Tommy Hilfiger New York Fall 2026 Menswear Collection
Tommy Hilfiger remembers just how dressed up men used to get for work back when he launched his namesake label in New York in the 1980s. From Wall Street executives and beyond, it was the true era of power suits. You could easily catch a glimpse of men rocking three-piece suits on a regular Tuesday, and that’s a sartorial focus that the designer feels is on the brink of a comeback today. “As time went on, men became more casual, but I think we’re now returning to it,” said Hilfiger.
A standard dress shirt and slacks may be the business go-to these days (or, if you’re working from home or at a startup, you can get away with wearing athleisure while you’re on the clock). But for Hilfiger’s new fall collection, the designer wanted to imagine a world where menswear is veering extremely sharp again. “This is a New York collection, and it’s a little more dressed up,” he said. “Young men who never really wore suits are now dying to own their first suit. I think they’ve seen movies, or photographs of their fathers or grandfathers wearing suits.”
Of course, Hilfiger has always been a quintessential American (and New York) brand, so his classic sense of Americana peeked through as well. Designing in his signature shades of red, white, and blue, Hilfiger wanted to elevate his daily offerings by juxtaposing rigid tailoring with preppier, off-duty elements. His fall coats were a real standout. There were styles like a cashmere-wool double-breasted pea coat, “designed a little boxier than before,” he said. A great Scottish tweed overcoat with peaked lapels nodded to 1940s silhouettes.
Hilfiger also went all-in on camel hues, designing sumptuous coats and suits in the timeless neutral shade. “You can wear camel with everything—from burgundy to navy,” he said. “I like to break it up.” It looked especially dapper on a hefty toggle coat, paired with a navy suit, collared shirt, and striped tie. The suit was made in a more technical wool that “you can toss in any environment, and it will not wrinkle,” said Hilfiger. Because if gents today are going to dress up, they still need it to be extremely easy.
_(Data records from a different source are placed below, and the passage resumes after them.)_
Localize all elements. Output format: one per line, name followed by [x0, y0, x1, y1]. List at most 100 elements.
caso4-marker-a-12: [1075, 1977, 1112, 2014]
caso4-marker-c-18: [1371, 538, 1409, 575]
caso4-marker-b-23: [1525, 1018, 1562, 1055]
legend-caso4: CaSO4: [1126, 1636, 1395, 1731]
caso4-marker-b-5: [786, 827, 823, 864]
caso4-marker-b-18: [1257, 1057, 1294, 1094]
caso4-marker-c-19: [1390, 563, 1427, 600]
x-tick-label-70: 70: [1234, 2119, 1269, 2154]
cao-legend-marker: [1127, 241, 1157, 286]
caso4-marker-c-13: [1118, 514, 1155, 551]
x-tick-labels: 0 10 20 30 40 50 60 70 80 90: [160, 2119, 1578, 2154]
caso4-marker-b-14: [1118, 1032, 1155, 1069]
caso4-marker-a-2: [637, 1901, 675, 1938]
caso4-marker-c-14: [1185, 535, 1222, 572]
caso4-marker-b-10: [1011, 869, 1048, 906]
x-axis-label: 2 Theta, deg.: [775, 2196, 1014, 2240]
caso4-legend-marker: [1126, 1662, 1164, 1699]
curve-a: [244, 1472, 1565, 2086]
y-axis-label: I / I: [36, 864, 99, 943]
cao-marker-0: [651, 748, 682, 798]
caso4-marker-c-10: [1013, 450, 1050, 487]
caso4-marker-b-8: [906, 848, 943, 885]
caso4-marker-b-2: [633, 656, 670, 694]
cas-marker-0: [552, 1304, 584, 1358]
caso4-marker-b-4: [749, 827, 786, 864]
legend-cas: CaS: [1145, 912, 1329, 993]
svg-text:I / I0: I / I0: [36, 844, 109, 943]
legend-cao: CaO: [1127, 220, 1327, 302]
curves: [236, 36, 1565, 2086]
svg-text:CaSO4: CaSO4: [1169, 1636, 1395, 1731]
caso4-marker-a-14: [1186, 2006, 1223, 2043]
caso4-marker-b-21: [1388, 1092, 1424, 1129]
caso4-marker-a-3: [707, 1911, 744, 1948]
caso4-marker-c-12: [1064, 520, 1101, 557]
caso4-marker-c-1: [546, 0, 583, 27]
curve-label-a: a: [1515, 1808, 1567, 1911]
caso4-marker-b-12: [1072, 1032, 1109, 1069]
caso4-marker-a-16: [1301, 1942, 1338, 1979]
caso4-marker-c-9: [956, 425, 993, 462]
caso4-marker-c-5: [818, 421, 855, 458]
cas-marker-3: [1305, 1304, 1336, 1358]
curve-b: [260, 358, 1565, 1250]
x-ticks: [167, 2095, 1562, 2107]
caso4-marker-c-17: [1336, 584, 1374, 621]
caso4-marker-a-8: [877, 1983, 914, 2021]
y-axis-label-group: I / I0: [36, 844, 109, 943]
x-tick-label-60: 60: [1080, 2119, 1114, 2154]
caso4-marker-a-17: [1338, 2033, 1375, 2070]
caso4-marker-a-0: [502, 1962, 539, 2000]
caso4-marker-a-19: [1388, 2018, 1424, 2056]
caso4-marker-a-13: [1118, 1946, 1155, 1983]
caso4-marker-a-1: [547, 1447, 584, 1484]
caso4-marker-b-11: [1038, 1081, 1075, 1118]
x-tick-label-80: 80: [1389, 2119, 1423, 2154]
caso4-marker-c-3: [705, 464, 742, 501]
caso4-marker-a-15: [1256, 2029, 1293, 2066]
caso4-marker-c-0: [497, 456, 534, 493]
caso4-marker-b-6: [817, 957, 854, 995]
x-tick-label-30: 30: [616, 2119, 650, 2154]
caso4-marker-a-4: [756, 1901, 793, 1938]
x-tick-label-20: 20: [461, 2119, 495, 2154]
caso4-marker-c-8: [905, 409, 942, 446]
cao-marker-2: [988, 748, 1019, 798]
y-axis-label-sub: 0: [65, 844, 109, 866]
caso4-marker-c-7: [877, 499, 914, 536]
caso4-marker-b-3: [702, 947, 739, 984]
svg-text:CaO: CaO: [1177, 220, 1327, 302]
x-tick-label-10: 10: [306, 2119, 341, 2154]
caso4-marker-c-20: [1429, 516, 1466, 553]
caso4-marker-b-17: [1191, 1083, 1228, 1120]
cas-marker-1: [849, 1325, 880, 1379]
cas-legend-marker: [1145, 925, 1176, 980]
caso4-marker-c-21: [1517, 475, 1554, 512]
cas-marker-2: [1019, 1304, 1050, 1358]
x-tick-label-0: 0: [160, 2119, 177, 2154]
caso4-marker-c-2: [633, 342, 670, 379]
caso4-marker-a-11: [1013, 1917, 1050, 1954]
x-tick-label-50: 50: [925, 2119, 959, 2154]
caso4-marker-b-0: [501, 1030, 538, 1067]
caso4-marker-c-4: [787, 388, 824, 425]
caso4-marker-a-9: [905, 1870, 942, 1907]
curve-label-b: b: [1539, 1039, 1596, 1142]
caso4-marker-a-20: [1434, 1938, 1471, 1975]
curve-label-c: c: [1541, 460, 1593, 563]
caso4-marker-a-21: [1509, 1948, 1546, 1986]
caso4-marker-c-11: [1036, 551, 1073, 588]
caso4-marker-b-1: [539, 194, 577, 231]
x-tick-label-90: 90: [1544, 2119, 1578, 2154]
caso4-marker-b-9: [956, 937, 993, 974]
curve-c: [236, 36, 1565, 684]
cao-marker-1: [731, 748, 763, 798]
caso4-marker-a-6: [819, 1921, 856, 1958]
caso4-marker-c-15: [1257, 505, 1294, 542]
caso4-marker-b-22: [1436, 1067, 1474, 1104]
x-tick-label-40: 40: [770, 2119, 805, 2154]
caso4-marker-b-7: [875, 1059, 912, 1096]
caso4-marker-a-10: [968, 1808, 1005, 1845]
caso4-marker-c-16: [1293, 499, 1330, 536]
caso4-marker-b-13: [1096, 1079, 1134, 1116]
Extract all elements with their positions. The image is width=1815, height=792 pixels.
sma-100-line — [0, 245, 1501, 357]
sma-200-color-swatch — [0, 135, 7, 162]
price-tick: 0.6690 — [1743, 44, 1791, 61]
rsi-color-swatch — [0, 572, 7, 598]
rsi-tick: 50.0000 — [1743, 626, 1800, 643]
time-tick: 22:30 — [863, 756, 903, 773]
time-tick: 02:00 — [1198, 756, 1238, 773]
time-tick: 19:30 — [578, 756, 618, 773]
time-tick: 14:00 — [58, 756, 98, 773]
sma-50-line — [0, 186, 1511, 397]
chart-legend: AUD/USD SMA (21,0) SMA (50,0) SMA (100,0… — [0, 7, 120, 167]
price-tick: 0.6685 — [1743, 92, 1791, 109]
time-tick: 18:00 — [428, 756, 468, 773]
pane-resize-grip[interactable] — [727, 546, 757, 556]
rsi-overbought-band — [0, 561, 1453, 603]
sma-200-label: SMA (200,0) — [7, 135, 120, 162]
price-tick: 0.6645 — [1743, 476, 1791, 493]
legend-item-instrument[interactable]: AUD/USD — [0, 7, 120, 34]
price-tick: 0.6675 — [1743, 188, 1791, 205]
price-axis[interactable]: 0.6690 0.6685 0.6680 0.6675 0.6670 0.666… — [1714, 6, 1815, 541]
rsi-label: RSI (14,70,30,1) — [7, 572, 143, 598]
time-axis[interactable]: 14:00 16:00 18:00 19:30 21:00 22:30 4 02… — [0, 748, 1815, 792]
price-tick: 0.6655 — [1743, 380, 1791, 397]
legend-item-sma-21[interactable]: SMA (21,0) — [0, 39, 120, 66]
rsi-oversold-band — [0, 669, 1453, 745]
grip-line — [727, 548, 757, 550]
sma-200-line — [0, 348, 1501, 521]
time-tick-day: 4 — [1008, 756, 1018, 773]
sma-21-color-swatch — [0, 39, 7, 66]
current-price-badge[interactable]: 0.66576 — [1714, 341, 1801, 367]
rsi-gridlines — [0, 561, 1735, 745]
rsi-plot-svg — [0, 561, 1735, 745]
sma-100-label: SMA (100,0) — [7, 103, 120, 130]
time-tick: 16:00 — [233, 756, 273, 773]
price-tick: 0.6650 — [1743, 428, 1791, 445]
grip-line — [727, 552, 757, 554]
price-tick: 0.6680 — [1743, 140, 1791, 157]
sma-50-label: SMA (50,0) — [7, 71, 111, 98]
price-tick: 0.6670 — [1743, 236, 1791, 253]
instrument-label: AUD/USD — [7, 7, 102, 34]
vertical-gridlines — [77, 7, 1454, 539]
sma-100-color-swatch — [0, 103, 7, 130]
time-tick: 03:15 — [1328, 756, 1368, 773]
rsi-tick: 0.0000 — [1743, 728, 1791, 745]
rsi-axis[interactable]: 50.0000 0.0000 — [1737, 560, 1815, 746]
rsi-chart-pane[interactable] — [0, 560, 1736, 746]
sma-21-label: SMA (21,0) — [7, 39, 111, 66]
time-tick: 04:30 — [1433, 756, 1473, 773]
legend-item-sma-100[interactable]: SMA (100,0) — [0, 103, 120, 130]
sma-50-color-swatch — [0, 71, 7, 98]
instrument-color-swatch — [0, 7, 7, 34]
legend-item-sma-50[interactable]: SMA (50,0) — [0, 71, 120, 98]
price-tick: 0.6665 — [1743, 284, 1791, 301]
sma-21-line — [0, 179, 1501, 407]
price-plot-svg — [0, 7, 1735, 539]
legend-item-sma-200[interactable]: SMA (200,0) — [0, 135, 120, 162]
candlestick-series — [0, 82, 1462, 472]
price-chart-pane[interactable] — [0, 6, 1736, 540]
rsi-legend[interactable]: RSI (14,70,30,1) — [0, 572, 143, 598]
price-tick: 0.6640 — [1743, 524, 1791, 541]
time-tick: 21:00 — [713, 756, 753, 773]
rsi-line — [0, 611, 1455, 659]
Even his more casual pieces had details that made them feel just a little more luxurious and sleek. The striped rugby polos and cable knit sweaters, for example, were made in soft cashmeres. Denim staples, like jeans or a button-up, were also styled with double-breasted loafers and penny loafers—a more cool, off-duty look. Those are all wardrobe staples that, frankly, you can walk into any store and find today—but one must also remember that Hilfiger was one of the early pioneers of such modern, wearable pieces, and he can still do them damn well.